Design Principles
Adherence to Microsoft Specifications and Windows Behavior
While the project aims to align with Microsoft specifications where feasible, our primary guiding principle is adherence to actual Windows behavior. This approach ensures compatibility and interoperability within Microsoft's authentication ecosystem while accommodating any deviations or inaccuracies found in the specifications.
Interaction Diagrams
Since we try to adhere to Windows behavior, it's helpful to review Microsoft design flows which explain those behaviors, such as How it works: Device registration and Primary Refresh Token Issuance. These flows are similar to the behavior of this project, but project specific design flows are provided here for clarity.
Device Enrollment
A: Enrollment is first initiated by authenticating to the
https://enrollment.manage.microsoft.com resource. This is accomplished using the
functions acquire_token_by_username_password_for_device_enrollment(),
initiate_device_flow_for_device_enrollment() paired with
acquire_token_by_device_flow(), or
initiate_acquire_token_by_mfa_flow_for_device_enrollment() paired with
acquire_token_by_mfa_flow().
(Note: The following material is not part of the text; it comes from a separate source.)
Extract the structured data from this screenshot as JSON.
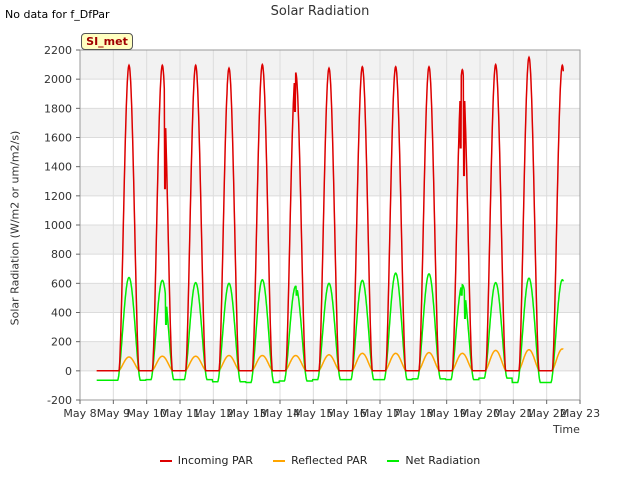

The UserToken from the response is then
provided in a call to enroll_device().
B: The enroll_device() function communicates with the TPM and creates 2
RSA keys. One will be used as the transport key, and the other will be used
to create a Certificate Signing Request (CSR). The source for this request is
found in src/auth.rs within the BrokerClientApplication struct
implementation.
C: enroll_device() sends a GET request to
https://enterpriseregistration.windows.net requesting a list of available
services. This request is defined in
[MS-DRS] Section 3.1
and [MS-DVRD] Section 4.3.
The source for this request is found in src/discovery.rs.
D: The enroll_device_internal() function processes the public transport
key by generating a
BCRYPT_RSAKEY_BLOB,
which is then encoded in base64 format.
E: The encoded transport key blob is subsequently included in the enrollment
request payload, along with the Certificate Signing Request (CSR), which is also
base64 encoded. These, included with the enrollment attributes passed to
enroll_device(), are sent to the Azure DRS service for enrollment. The DRS
service validates the access token received in A, creates a device id, then
generates and signs a device certificate as requested. The device certificate
is returned to the client.
F: The device certificate is associated with the transport key in the TPM.
MDM enrollment via Intune was implemented in Himmelblau 1.0.
PRT Issuance via Username/Password
A: The logon UI passes the UPN and password to
acquire_user_prt_by_username_password().
B: build_jwt_by_username_password() gets a nonce from Microsoft Entra ID.
C: build_jwt_by_username_password() constructs the authentication request
with the user’s credentials, nonce, and a scope, and signs the request with the
Device key. acquire_user_prt_jwt() sends the request to Microsoft Entra ID.
D: Microsoft Entra ID validates the user credentials, the nonce, and device
signature, verifies that the device is valid in the tenant and issues the
encrypted PRT. Along with the PRT, Microsoft Entra ID also issues a symmetric
key, called the Session key encrypted by Microsoft Entra ID using the Transport
key. In addition, the Session key is also embedded in the PRT. This Session key
acts as the Proof-of-possession (PoP) key for subsequent requests with the PRT.
Up to two Kerberos TGTs are embeded in the PRT, labeled tgt_ad and
tgt_cloud. The first is an on-prem TGT (if configured), while the second is an
Azure cloud TGT.
E: acquire_user_prt_by_username_password() encrypts the PRT using the
Transport key and returns the encrypted blob. exchange_prt_for_access_token()
can then be called to obtain an access token for the user.